Further to this is the idea that Ron is a man for whom his job is his life (killing’s his business, and business is fine).  Sure, we’re given a few token scenes of “domestic” life with his girlfriend Jack (Peggy Rowe), but they are totally joyless.  There is absolutely no chemistry between these two characters, and Jack is essentially an expositional tool and a motive for vengeance only.  In the middle of a miserable dinner, Jack races to the phone when it rings and then jets out when work comes a-calling.  He gets more excited investigating a crime scene than he does spending time with his lady friend.  Ron is so myopically intent on taking out bad guys, he neither blinks nor shows any sense of loss when his colleagues are killed or hurt (actually, he is further encouraged to go on the warpath by a wounded co-worker [“get those son of a bitches”]; Ron’s sensibility is the only correct one).  He doesn’t hesitate to pull the trigger on an adversary.  He has no compunction about using innocent bystanders to aid him in tailing one of Yuri’s henchmen rather than using the skills we assume he should possess as a police officer.  He is a sociopath, a characteristic remarked upon explicitly by Yuri, who claims that he admires Ron’s “cold efficiency.”  And that’s coming from a guy who liquefies human beings for a living.

This brings us to the character of Yuri himself, an equally forbidding character and the one interesting concept in the film.  Yuri is a pure comic book supervillain.  He employs a super-science weapon to hold power over the masses (the fact that it only affects people in proximity to liquid crystal display time pieces is a flaw, to be sure).  He has numerous henchmen, a notion I’ve always simultaneously loved and questioned, because for how marvelous it would be to have them, the practicalities of recruitment and retention make them extremely implausible (so let’s just take them on face value).  He has an underground lair in an unusual location.  But most of all, he believes that he’s doing all of this horrible stuff with the noblest of intentions driven by a personal tragedy.  Yuri understands that “money buys power,” and that his invention will make him “more powerful than God” (assuming God wears a digital watch; most likely a Casio Databank).  Nevertheless, he declares that his ultimate goal is world peace, might making right and all that.  He is a monster with a cause, just like Ron.  The only difference is that Yuri is indiscriminate in his choice of victims, while Ron is only slightly more discerning.

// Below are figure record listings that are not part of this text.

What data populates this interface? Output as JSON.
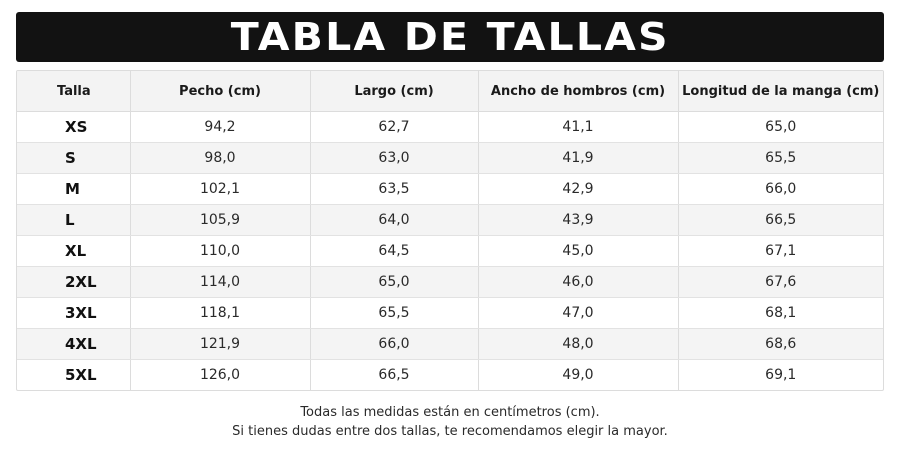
{
  "title": "TABLA DE TALLAS",
  "colors": {
    "banner_background": "#121212",
    "banner_text": "#ffffff",
    "header_background": "#f3f3f3",
    "stripe_background": "#f4f4f4",
    "border": "#dcdcdc"
  },
  "table": {
    "headers": [
      "Talla",
      "Pecho (cm)",
      "Largo (cm)",
      "Ancho de hombros (cm)",
      "Longitud de la manga (cm)"
    ],
    "rows": [
      {
        "size": "XS",
        "chest": "94,2",
        "length": "62,7",
        "shoulder": "41,1",
        "sleeve": "65,0"
      },
      {
        "size": "S",
        "chest": "98,0",
        "length": "63,0",
        "shoulder": "41,9",
        "sleeve": "65,5"
      },
      {
        "size": "M",
        "chest": "102,1",
        "length": "63,5",
        "shoulder": "42,9",
        "sleeve": "66,0"
      },
      {
        "size": "L",
        "chest": "105,9",
        "length": "64,0",
        "shoulder": "43,9",
        "sleeve": "66,5"
      },
      {
        "size": "XL",
        "chest": "110,0",
        "length": "64,5",
        "shoulder": "45,0",
        "sleeve": "67,1"
      },
      {
        "size": "2XL",
        "chest": "114,0",
        "length": "65,0",
        "shoulder": "46,0",
        "sleeve": "67,6"
      },
      {
        "size": "3XL",
        "chest": "118,1",
        "length": "65,5",
        "shoulder": "47,0",
        "sleeve": "68,1"
      },
      {
        "size": "4XL",
        "chest": "121,9",
        "length": "66,0",
        "shoulder": "48,0",
        "sleeve": "68,6"
      },
      {
        "size": "5XL",
        "chest": "126,0",
        "length": "66,5",
        "shoulder": "49,0",
        "sleeve": "69,1"
      }
    ]
  },
  "footer": {
    "line1": "Todas las medidas están en centímetros (cm).",
    "line2": "Si tienes dudas entre dos tallas, te recomendamos elegir la mayor."
  }
}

MVT:  The film’s action sequences stand out for being both multitudinous and well-executed.  They are the glue binding the film together, but I think they ultimately struggle to do so because the non-action scenes are so incredibly hollow, it makes sitting in one spot in anticipation of the next car chase/shootout/et cetera something of a chore.  Unless you enjoy reaction shots without reactions.

Make or Break:  The first body melt piqued my interest, and Castellari doesn’t shy away from the gore.  If only there had been just a few more of them.